Although you can measure the horsepower of an engine, when you see horsepower stats for vehicles they are never measuring that. Rather, they’re measuring how much force can be used to spin the wheels when the car is in its highest gear at the engine’s optimal RPM. Because that’s how horsepower is measured in the real world, it makes more sense to think of torque as a measure of the raw power of the engine and horsepower as a measure of how efficiently the transmission can convert that power into work.

High performance cars tend to weigh as little as possible because weight is the biggest cost constraint in attaining good acceleration, top speed, and handling. IE, if Car A weights twice as much as Car B, it will cost a lot more to make Car A perform the same as Car B on a racetrack. So if you have a $150k budget for your new Ferrari, the way you make that Ferrari go as fast as possible is to make it as light as possible.

The two biggest sources of weight in a car are the engine and transmission. The more torque an engine produces, the heavier both it and its transmission have to be to survive the forces being applied to them. But like I said, weight is expensive and the goal of high performance cars is to weigh as little as possible. This means that you want the lightest possible engine and transmission for the performance that you can obtain.

The way that sports cars do this is by having *relatively* low powered engines (at least compared to heavier cars like trucks) that produce power through the use of a complex transmission that has a large number of gears. Adding more gears doesn’t add any more weight, but it does allow you to have a much higher gear ratio in the highest gear.
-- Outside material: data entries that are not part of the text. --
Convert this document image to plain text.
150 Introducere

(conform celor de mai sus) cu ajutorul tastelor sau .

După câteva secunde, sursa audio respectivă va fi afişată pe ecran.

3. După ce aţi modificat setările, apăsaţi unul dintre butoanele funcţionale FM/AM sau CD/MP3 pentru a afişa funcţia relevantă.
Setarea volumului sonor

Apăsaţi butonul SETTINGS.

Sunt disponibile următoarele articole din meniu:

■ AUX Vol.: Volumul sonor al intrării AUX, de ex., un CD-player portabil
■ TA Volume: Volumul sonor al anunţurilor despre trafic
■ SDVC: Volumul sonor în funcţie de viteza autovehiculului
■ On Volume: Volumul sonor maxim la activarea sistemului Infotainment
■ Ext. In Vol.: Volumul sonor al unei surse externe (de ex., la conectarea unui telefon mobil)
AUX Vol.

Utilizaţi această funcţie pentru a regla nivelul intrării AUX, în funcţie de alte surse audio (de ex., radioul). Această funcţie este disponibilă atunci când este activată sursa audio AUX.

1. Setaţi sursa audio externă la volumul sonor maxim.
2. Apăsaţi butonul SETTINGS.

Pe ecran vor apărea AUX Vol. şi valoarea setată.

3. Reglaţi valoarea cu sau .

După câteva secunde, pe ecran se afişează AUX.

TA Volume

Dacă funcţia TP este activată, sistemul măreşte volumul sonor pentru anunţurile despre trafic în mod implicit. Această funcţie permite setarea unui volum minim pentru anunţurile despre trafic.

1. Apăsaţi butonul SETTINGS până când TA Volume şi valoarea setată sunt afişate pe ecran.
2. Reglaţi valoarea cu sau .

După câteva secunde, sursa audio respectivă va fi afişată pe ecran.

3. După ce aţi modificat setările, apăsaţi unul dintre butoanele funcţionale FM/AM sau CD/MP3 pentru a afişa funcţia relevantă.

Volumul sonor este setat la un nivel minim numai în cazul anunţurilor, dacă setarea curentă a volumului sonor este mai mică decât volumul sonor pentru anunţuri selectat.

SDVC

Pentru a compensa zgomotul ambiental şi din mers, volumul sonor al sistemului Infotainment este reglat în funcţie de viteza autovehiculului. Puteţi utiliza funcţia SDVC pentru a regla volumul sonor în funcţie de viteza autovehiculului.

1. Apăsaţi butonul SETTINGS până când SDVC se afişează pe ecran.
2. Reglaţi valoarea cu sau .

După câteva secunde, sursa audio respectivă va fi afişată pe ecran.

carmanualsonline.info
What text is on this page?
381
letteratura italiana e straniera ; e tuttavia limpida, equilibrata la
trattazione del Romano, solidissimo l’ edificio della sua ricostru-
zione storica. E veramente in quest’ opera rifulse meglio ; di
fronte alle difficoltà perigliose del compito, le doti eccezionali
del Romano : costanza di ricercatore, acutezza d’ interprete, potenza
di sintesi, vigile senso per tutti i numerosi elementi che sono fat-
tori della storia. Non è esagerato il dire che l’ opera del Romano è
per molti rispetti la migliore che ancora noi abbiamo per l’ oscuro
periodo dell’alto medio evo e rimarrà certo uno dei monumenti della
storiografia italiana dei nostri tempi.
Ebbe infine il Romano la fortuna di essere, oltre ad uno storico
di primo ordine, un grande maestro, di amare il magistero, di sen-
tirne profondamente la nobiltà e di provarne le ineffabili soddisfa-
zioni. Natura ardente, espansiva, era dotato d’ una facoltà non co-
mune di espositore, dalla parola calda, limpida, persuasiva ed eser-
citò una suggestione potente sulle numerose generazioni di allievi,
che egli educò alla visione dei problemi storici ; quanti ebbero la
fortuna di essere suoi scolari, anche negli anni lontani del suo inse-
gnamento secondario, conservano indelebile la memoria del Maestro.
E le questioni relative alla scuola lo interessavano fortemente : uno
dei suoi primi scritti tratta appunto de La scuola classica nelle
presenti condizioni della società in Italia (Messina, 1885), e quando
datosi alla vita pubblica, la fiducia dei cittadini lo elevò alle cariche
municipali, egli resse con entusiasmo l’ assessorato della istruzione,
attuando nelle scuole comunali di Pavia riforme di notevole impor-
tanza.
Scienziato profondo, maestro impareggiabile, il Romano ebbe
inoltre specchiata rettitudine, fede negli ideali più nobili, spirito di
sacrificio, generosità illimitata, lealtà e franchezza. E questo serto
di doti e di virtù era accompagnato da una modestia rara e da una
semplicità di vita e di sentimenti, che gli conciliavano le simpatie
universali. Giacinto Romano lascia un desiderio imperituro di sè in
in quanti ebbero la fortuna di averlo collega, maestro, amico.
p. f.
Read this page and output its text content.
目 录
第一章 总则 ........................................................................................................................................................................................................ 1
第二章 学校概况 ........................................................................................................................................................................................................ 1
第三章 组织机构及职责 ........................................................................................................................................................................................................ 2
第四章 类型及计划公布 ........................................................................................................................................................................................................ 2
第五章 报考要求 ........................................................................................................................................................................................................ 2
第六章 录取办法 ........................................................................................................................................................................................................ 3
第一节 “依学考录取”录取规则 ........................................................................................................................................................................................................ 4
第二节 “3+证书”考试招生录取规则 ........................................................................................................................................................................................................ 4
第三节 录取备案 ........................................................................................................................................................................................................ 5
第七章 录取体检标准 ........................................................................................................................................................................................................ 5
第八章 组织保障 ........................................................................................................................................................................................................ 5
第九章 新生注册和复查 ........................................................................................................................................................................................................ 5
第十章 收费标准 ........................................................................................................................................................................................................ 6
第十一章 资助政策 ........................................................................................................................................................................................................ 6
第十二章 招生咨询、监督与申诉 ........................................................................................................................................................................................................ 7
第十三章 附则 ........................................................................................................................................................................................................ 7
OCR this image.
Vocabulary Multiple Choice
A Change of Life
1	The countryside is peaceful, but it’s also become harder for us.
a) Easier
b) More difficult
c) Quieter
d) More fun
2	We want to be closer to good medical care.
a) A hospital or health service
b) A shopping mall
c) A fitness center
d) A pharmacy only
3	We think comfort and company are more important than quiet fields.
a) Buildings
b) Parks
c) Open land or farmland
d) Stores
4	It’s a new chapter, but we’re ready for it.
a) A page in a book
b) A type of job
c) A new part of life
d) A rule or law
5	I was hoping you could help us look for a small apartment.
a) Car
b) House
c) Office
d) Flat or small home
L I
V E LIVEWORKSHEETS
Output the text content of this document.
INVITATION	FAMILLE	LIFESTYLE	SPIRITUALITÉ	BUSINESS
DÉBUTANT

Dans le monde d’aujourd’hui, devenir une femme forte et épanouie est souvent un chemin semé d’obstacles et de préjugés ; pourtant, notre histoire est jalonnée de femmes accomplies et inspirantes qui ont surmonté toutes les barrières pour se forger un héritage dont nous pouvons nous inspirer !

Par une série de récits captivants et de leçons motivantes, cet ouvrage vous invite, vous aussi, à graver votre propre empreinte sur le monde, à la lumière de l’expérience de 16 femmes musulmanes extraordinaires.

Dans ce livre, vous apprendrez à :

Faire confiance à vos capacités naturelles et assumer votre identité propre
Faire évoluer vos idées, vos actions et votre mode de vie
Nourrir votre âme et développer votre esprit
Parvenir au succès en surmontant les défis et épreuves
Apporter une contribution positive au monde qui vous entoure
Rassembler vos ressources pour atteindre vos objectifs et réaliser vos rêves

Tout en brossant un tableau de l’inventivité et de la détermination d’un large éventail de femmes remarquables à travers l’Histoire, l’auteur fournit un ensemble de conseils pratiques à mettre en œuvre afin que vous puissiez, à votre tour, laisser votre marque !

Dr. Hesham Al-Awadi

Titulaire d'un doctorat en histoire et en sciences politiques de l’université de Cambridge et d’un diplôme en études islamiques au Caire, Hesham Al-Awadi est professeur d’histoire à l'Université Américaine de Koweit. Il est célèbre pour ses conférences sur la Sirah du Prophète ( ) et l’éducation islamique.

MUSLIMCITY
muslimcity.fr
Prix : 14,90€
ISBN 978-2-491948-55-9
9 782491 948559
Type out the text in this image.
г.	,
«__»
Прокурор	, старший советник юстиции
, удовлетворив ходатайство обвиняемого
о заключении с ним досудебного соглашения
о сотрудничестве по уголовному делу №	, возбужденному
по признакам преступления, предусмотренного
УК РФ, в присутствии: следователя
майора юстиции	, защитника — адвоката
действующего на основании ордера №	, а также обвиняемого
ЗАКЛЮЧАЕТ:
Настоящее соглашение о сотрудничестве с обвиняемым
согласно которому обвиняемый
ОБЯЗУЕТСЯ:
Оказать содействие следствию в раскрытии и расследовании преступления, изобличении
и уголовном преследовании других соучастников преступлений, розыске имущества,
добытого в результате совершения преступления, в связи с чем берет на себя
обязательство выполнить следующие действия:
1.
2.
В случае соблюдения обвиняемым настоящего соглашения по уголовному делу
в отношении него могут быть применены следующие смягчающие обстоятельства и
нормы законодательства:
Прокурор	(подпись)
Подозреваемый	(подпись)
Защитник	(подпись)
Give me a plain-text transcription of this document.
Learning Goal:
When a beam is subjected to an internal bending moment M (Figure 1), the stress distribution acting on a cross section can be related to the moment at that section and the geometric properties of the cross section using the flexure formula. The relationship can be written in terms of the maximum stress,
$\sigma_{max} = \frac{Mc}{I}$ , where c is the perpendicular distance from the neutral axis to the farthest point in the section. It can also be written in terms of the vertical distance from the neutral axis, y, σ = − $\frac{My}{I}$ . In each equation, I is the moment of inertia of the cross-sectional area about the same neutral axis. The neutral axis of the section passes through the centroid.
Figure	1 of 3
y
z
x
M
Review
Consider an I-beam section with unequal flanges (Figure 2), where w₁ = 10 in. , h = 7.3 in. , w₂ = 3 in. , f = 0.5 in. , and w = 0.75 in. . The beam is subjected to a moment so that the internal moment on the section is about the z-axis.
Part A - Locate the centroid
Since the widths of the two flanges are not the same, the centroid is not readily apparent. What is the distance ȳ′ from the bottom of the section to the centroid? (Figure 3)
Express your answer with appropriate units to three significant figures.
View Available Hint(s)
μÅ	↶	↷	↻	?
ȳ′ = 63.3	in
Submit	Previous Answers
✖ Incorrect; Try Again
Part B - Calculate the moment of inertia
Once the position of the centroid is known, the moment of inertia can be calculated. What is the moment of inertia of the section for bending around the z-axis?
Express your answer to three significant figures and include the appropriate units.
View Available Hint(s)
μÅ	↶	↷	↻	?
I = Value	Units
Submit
That higher gear ratio allows you to very efficiently convert the engine’s torque into work when the car is already travelling at high speeds, producing more horsepower than the engine otherwise would with fewer gears.

This isn’t to say that a Ferrari doesn’t have a powerful engine – a typical Ferrari has an engine that produces about as much torque as the engine in an F-150. But when you start to get into more mid-range sports cars, like the Porsche Boxster, you also start to get engines that are producing 2/3 as much torque as a typical truck.